Ma quindi, in cosa consiste questo nuovo album? Dopo le esperienze con Datapunk e Klang, Heil è tornato alla Cocoon, con la quale aveva già prodotto alcuni singoli ma nessun LP. Loving, come lui stesso racconta nel podcast che ha accompagnato l'uscita, è un album più emotivo rispetto ai precedenti. Se infatti il sound electro di Freaks R Us era del tutto nuovo, e la collaborazione con Marcelus Nealy ha reso The World un album unico, la nuova raccolta si attesta su sonorità techno/house abbastanza ordinarie, ma non per questo banali. La produzione di Heil, sempre varia (al punto che ogni album si può inquadrare in un particolare genere e stile), si stava già spostando da alcuni anni verso questo tipo di sonorità, con le uscite sulle sue nuove etichette Metatron e in seguito Shit Happens. Loving è quindi l'espressione finale di questa evoluzione, con una considerevole componente house (ma house vera, non quella che sentite al tg e vi spacciano come tale).

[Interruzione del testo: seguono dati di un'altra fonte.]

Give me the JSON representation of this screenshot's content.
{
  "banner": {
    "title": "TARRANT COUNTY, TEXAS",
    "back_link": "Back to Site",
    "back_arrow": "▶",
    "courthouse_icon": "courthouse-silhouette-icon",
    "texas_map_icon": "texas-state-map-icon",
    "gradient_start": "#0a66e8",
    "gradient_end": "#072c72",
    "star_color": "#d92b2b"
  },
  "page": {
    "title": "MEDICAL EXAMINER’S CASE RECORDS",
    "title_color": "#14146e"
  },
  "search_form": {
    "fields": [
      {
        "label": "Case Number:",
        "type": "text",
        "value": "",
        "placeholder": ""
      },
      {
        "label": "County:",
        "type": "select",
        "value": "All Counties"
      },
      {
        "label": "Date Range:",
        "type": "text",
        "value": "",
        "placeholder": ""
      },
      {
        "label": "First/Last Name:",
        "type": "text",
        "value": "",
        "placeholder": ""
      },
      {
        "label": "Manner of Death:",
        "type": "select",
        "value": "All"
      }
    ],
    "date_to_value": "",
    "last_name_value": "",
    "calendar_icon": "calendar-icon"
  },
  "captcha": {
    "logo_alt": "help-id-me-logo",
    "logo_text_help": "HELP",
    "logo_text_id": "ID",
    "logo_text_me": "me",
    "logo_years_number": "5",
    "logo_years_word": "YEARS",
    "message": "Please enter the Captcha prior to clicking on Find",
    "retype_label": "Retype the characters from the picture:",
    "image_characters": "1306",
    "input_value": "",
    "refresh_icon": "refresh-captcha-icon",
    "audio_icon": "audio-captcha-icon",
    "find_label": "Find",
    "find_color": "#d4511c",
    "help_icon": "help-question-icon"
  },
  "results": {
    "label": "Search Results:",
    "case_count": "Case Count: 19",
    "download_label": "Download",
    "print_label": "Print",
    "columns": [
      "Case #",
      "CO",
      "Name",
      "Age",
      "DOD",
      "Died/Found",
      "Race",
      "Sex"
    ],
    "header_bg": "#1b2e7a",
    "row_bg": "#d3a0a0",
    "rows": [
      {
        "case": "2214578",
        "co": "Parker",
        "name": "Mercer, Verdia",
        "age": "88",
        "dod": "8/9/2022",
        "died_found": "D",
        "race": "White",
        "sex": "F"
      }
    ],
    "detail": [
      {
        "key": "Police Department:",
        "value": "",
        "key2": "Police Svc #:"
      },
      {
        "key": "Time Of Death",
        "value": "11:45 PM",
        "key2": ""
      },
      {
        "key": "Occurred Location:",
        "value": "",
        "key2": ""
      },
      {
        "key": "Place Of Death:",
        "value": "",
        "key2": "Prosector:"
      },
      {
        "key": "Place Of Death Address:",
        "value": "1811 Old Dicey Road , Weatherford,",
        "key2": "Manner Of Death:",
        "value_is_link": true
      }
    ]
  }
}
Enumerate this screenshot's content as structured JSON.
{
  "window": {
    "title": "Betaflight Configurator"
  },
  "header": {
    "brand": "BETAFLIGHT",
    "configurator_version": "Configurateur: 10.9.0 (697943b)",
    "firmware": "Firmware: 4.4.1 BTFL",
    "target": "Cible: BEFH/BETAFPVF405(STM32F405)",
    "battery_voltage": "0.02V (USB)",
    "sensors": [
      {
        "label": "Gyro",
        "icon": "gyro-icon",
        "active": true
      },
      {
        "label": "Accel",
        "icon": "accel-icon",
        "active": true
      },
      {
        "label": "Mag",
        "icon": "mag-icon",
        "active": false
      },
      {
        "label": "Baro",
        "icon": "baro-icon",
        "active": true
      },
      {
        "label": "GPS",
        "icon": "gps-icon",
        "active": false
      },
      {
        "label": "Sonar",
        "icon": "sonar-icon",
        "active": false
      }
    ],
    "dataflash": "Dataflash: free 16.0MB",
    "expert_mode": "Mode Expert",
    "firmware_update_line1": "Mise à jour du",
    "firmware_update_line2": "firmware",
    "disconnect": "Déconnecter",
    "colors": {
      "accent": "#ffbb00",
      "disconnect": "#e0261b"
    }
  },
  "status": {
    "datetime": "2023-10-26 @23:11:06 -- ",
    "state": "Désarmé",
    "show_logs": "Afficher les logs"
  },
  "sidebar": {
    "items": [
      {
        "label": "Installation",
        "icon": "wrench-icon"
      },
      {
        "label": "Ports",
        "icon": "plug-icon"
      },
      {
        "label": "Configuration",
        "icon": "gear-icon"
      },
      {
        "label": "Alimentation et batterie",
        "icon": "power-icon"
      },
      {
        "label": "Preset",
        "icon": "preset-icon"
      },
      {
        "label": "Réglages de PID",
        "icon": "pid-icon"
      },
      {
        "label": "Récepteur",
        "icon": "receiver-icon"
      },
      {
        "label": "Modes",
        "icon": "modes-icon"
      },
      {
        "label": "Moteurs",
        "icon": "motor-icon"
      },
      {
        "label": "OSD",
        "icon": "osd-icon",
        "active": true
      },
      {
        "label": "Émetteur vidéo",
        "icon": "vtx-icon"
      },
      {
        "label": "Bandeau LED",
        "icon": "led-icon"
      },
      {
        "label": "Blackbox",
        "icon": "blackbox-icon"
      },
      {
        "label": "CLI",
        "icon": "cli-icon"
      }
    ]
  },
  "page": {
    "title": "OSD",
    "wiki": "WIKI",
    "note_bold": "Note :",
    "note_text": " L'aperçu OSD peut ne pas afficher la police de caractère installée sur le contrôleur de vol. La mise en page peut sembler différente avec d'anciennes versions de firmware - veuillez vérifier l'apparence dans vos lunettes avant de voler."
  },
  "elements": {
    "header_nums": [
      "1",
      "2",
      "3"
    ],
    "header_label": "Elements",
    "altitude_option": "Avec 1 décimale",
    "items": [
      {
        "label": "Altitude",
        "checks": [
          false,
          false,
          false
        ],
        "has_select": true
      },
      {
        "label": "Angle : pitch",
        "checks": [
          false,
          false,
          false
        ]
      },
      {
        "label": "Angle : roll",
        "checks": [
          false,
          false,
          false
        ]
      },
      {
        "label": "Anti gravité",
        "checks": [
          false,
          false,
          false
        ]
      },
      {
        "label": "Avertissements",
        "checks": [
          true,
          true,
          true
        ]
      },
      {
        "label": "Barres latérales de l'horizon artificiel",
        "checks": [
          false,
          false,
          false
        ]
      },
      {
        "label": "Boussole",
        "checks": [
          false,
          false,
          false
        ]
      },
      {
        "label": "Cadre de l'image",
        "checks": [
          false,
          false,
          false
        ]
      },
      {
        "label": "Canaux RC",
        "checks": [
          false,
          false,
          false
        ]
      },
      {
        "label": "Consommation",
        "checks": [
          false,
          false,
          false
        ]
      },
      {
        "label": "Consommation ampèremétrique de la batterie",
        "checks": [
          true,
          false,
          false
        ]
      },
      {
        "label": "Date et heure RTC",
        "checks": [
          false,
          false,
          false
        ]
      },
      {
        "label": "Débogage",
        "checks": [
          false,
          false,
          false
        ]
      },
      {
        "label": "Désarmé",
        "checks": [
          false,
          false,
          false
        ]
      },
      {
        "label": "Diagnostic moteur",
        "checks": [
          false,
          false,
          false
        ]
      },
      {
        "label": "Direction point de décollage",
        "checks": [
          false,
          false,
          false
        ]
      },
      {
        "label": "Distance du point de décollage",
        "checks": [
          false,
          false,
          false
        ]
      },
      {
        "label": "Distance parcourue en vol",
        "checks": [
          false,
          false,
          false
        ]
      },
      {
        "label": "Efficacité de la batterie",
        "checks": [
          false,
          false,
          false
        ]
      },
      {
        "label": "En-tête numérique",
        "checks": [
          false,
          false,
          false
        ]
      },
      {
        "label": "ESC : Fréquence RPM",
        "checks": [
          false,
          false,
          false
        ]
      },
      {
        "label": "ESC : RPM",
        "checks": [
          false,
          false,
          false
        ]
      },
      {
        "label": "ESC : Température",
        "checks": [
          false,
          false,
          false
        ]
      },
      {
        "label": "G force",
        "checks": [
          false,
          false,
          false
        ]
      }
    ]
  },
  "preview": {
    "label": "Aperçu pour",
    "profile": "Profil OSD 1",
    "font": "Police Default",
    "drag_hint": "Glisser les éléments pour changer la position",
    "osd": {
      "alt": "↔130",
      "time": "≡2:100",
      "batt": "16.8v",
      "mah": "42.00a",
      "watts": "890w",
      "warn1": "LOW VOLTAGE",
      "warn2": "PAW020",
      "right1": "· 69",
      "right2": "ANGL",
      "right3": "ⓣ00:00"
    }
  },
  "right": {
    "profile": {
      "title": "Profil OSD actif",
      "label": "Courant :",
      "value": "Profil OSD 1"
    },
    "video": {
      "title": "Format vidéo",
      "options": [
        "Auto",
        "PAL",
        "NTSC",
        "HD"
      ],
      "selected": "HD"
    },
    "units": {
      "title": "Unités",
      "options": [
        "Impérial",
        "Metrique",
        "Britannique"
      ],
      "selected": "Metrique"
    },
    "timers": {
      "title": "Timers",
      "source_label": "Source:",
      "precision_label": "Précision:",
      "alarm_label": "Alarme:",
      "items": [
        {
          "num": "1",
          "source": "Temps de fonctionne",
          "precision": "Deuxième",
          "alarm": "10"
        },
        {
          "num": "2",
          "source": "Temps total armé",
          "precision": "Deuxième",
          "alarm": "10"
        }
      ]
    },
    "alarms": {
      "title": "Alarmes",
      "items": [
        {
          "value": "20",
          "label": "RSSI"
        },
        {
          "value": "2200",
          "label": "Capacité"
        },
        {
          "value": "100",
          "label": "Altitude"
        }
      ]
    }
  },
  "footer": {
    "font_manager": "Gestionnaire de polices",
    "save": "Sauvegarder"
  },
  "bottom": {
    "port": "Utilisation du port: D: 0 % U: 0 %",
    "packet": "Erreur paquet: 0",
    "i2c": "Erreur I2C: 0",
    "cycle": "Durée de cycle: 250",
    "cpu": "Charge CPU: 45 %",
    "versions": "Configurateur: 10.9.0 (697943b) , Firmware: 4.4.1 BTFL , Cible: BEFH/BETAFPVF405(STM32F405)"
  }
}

Si parte quindi con Hallelujah, un pezzo break-beat che se all'inizio può sembrare We Will Rock You, si rivela poco dopo un omaggio alla savana africana, con canzoni tribali e qualche cameo di bestie esotiche. Decisamente più techno sono All Is One, Seeded e The Ace, che ricordano lo stile di album precedenti come Illuminate the Planet, mentre Twentythree (secondo me la migliore tre le dodici tracce) pur conservando un kick serrato riprende alcune atmosfere morbide di 20000 Leagues Under the Skin. Il filone electro è degnamente rappresentato da A Holo Static, e a chiudere ci sono i due pezzi prettamente house Could this Be e Loving. Qui ecco un sample dell'album, tanto per dare un'idea delle cazzate che vado raccontando:
In definitiva, un album che a differenza di alcuni precedenti lavori di Johannes Heil non si presenta come rivoluzionario, ma che nel complesso contribuisce ad affermare quello che è il percorso di un artista (in questo caso la parola non è utilizzata a sproposito) che ha sempre avuto qualcosa da dire. E che spero continuerà a farlo.